Joe Scheidler, nationaler Direktor der Lebensbewegung in den USA, warnt zwar, Hill als Märtyrer zu betrachten, räumt jedoch ein: „Einige in der Pro-Life-Bewegung tun das bereits.“ Dabei wird Paul Hill bereits in einem Atemzug mit Dietrich Bonhoeffer genannt. Der evangelische Theologe hatte sich dem politischen Widerstand gegen die Nationalsozialisten angeschlossen und war dafür am 9. April 1945 hingerichtet worden. Bonhoeffers Verdienst liegt vor allem darin, die Diesseitigkeit des Christentums in einer „mündig“ gewordenen Welt zu betonen. So gilt er als Hauptvertreter einer politischen Theologie, die sich kein Blatt vor den Mund nimmt und bewusst einmischt in die Belange des Weltlichen. Bekannt wurde er auch durch seine Gelassenheit, dem Tod ins Auge zu schauen. Ähnlich gelassen sieht auch Hill seiner Hinrichtung entgegen. Aber der Vergleich zwischen dem NS- und dem Abtreibungsgegner hinkt. Denn Hill hat letztendlich zur Waffe gegriffen und zwei Menschen getötet, während der deutsche Pastor sein Recht auf Widerstand bis zur letzten gewaltfreien Konsequenz führte, nämlich bis zur Hingabe seines eigenen Lebens. Für Hill sei jede Art der Verteidigung der Ungeborenen erlaubt. So beruft er sich immer wieder auf sein Gewissen als inneren Gerichtshof, der ihn dazu gedrängt habe. Von daher sieht er sein Töten gerechtfertigt, und argumentiert mit der christlichen Tradition des Tyrannenmordes. Entsprechend dem Kirchenlehrer Thomas von Aquin sei die Tötung für legitim zu erachten, wenn damit in der Weiterfolge menschliches Leben geschützt werde.
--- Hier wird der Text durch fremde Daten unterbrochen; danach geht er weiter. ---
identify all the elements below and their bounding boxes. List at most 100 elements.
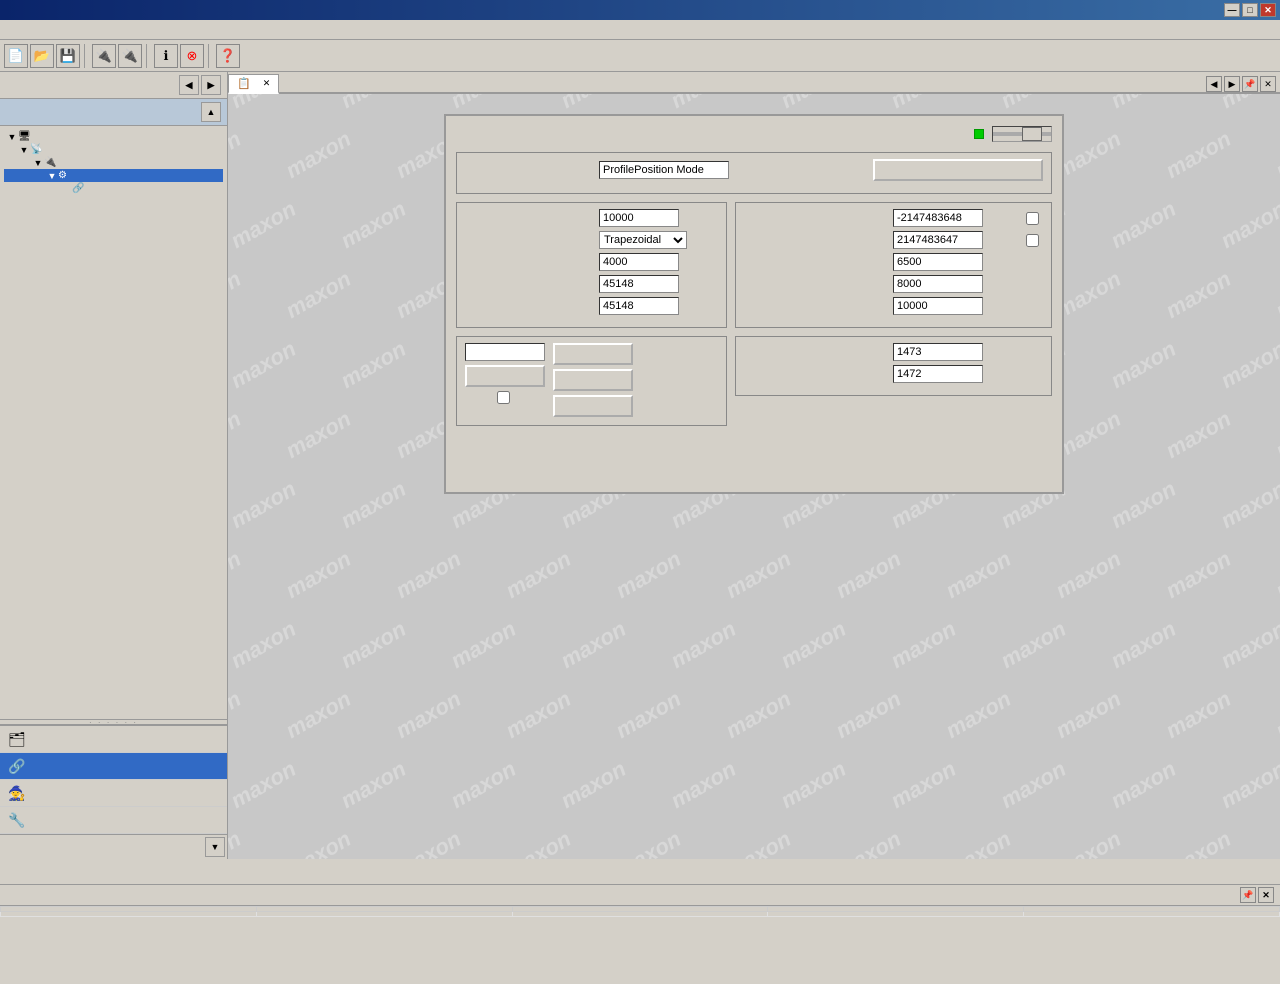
status-cell-name [768, 912, 1024, 917]
toolbar-connect[interactable]: 🔌 [92, 44, 116, 68]
pos-demand-input[interactable] [893, 365, 983, 383]
status-pin-btn[interactable]: 📌 [1240, 887, 1256, 903]
panel-content: Trapezoidal Sinusoidal [228, 94, 1280, 504]
profile-col: Trapezoidal Sinusoidal [456, 202, 727, 434]
tree-can[interactable]: 🔗 [4, 182, 223, 195]
epos-state-group [456, 336, 727, 426]
minimize-button[interactable]: — [1224, 3, 1240, 17]
tab-wizards[interactable]: 🧙 [0, 780, 227, 807]
maximize-button[interactable]: □ [1242, 3, 1258, 17]
com18-icon: 🔌 [44, 157, 56, 168]
toolbar-disconnect[interactable]: 🔌 [118, 44, 142, 68]
toolbar-open[interactable]: 📂 [30, 44, 54, 68]
close-button[interactable]: ✕ [1260, 3, 1276, 17]
can-icon: 🔗 [72, 183, 84, 194]
menu-bar [0, 20, 1280, 40]
tab-workspace[interactable]: 🗂 [0, 726, 227, 753]
activate-ppm-btn[interactable] [873, 159, 1043, 181]
tab-close-button[interactable]: ✕ [263, 78, 271, 89]
tree-area[interactable]: ▼ 🖥 ▼ 📡 ▼ 🔌 ▼ ⚙ [0, 126, 227, 719]
tree-com18[interactable]: ▼ 🔌 [4, 156, 223, 169]
active-operation-row [465, 159, 1043, 181]
profile-params-row: Trapezoidal Sinusoidal [456, 202, 1052, 434]
communication-icon: 🔗 [8, 757, 26, 775]
toolbar-info[interactable]: ℹ [154, 44, 178, 68]
nav-scroll-up[interactable]: ◀ [179, 75, 199, 95]
menu-window[interactable] [52, 28, 64, 32]
profile-type-select[interactable]: Trapezoidal Sinusoidal [599, 231, 687, 249]
parameters-group [735, 202, 1052, 328]
max-follow-err-input[interactable] [893, 275, 983, 293]
toolbar-stop[interactable]: ⊗ [180, 44, 204, 68]
content-tab-ppm[interactable]: 📋 ✕ [228, 74, 279, 94]
ppm-panel: Trapezoidal Sinusoidal [444, 114, 1064, 494]
toolbar-save[interactable]: 💾 [56, 44, 80, 68]
nav-bottom-scroll[interactable]: ▼ [205, 837, 225, 857]
target-position-input[interactable] [599, 209, 679, 227]
move-absolute-btn[interactable] [553, 343, 633, 365]
epos-led [974, 129, 984, 139]
workspace-icon: 🗂 [8, 730, 26, 748]
menu-view[interactable] [20, 28, 32, 32]
tab-next-btn[interactable]: ▶ [1224, 76, 1240, 92]
tab-close-all-btn[interactable]: ✕ [1260, 76, 1276, 92]
quickstop-decel-input[interactable] [893, 297, 983, 315]
help-btn[interactable] [465, 365, 545, 387]
move-relative-btn[interactable] [553, 369, 633, 391]
toolbar: 📄 📂 💾 🔌 🔌 ℹ ⊗ ❓ [0, 40, 1280, 72]
status-close-btn[interactable]: ✕ [1258, 887, 1274, 903]
toolbar-new[interactable]: 📄 [4, 44, 28, 68]
expand-node[interactable]: ▼ [46, 171, 58, 181]
nav-header: ◀ ▶ [0, 72, 227, 99]
content-area: // Generate watermark const wm = documen… [228, 72, 1280, 859]
tab-tools[interactable]: 🔧 [0, 807, 227, 834]
nav-scroll-down[interactable]: ▶ [201, 75, 221, 95]
bottom-nav: 🗂 🔗 🧙 🔧 [0, 725, 227, 834]
min-pos-enable-check[interactable] [1026, 212, 1039, 225]
active-operation-input[interactable] [599, 161, 729, 179]
halt-btn[interactable] [553, 395, 633, 417]
node-icon: ⚙ [58, 170, 67, 181]
comm-section-header: ▲ [0, 99, 227, 126]
epos-slider[interactable] [992, 126, 1052, 142]
profile-accel-input[interactable] [599, 275, 679, 293]
expand-rs232[interactable]: ▼ [18, 145, 30, 155]
actual-values-group [735, 336, 1052, 396]
profile-accel-row [465, 275, 718, 293]
menu-file[interactable] [4, 28, 16, 32]
rs232-icon: 📡 [30, 144, 42, 155]
expand-com18[interactable]: ▼ [32, 158, 44, 168]
expand-localhost[interactable]: ▼ [6, 132, 18, 142]
title-bar: — □ ✕ [0, 0, 1280, 20]
toolbar-sep3 [208, 44, 212, 68]
max-pos-limit-input[interactable] [893, 231, 983, 249]
slider-thumb [1022, 127, 1042, 141]
max-pos-enable-check[interactable] [1026, 234, 1039, 247]
tab-prev-btn[interactable]: ◀ [1206, 76, 1222, 92]
localhost-icon: 🖥 [18, 131, 31, 142]
profile-decel-input[interactable] [599, 297, 679, 315]
toolbar-help[interactable]: ❓ [216, 44, 240, 68]
status-cell-desc [1024, 912, 1280, 917]
change-profile-checkbox[interactable] [497, 391, 510, 404]
status-cell-type [1, 912, 257, 917]
status-header: 📌 ✕ [0, 885, 1280, 906]
menu-help[interactable] [68, 28, 80, 32]
tree-localhost[interactable]: ▼ 🖥 [4, 130, 223, 143]
pos-actual-input[interactable] [893, 343, 983, 361]
profile-decel-row [465, 297, 718, 315]
tab-communication[interactable]: 🔗 [0, 753, 227, 780]
status-cell-code [512, 912, 768, 917]
menu-extras[interactable] [36, 28, 48, 32]
tree-rs232[interactable]: ▼ 📡 [4, 143, 223, 156]
status-table [0, 906, 1280, 917]
tree-node[interactable]: ▼ ⚙ [4, 169, 223, 182]
profile-velocity-input[interactable] [599, 253, 679, 271]
comm-scroll[interactable]: ▲ [201, 102, 221, 122]
min-pos-limit-input[interactable] [893, 209, 983, 227]
tab-pin-btn[interactable]: 📌 [1242, 76, 1258, 92]
max-profile-vel-input[interactable] [893, 253, 983, 271]
expand-can [60, 184, 72, 194]
epos-state-left [465, 343, 545, 417]
epos-status-row [966, 126, 1052, 142]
Radikalität der Presbyterianer
In diesem Sinne führt Hill eine Tradition weiter, die bereits vor ihm viele Generationen von Presbyterianern in Radikalität vorgelebt haben. Widerstandsrecht wird als ein religiös und humanitär begründetes höheres Recht gesehen, als ein letztes Mittel zur Auflehnung gegen anders nicht zu bekämpfendes Unrecht. Aber es handelt sich bei seiner Ermordung des Arztes, der Abtreibungen durchgeführt hat, um ein Tun mit doppelter Wirkung. Nach dem Prinzip des kleineren Übels könnte man meinen, es sei legitim jemanden zu beseitigen, damit die nächste Generation leben könne. Aber seine Gewissensentscheidung tritt zum Menschenrecht auf Leben des Arztes in Konkurrenz. Paul Hill hofft nun in der Debatte um Abtreibung einen Stein ins Rollen zu bringen und wünscht sich selbst den Tod durch die Giftspritze. Er wäre der erste Abtreibungsgegner, der in den USA als Mörder hingerichtet wird.
Pastor Paul Hill
Hintergrund
„Tötet Mörder, Abtreibungsärzte und Helfer“, stand in großen Buchstaben auf seinem Plakat. Alle kannten Paul Hill, der eineinhalb Jahre lang jeden Freitag vor der Abtreibungsklinik in Pensacola stand. Doch niemand wusste, dass er am 29. Juli 1994 daraus Ernst machen und Dr. John Britton (69) und dessen Leibwächter James Barrett (74) erschießen und dessen Frau June schwer verletzen würde. Hill wurde für die Tat, die er selbst als „gerechtfertigte Tötung“ bezeichnete, am 6. Dezember 1994 zum Tod verurteilt.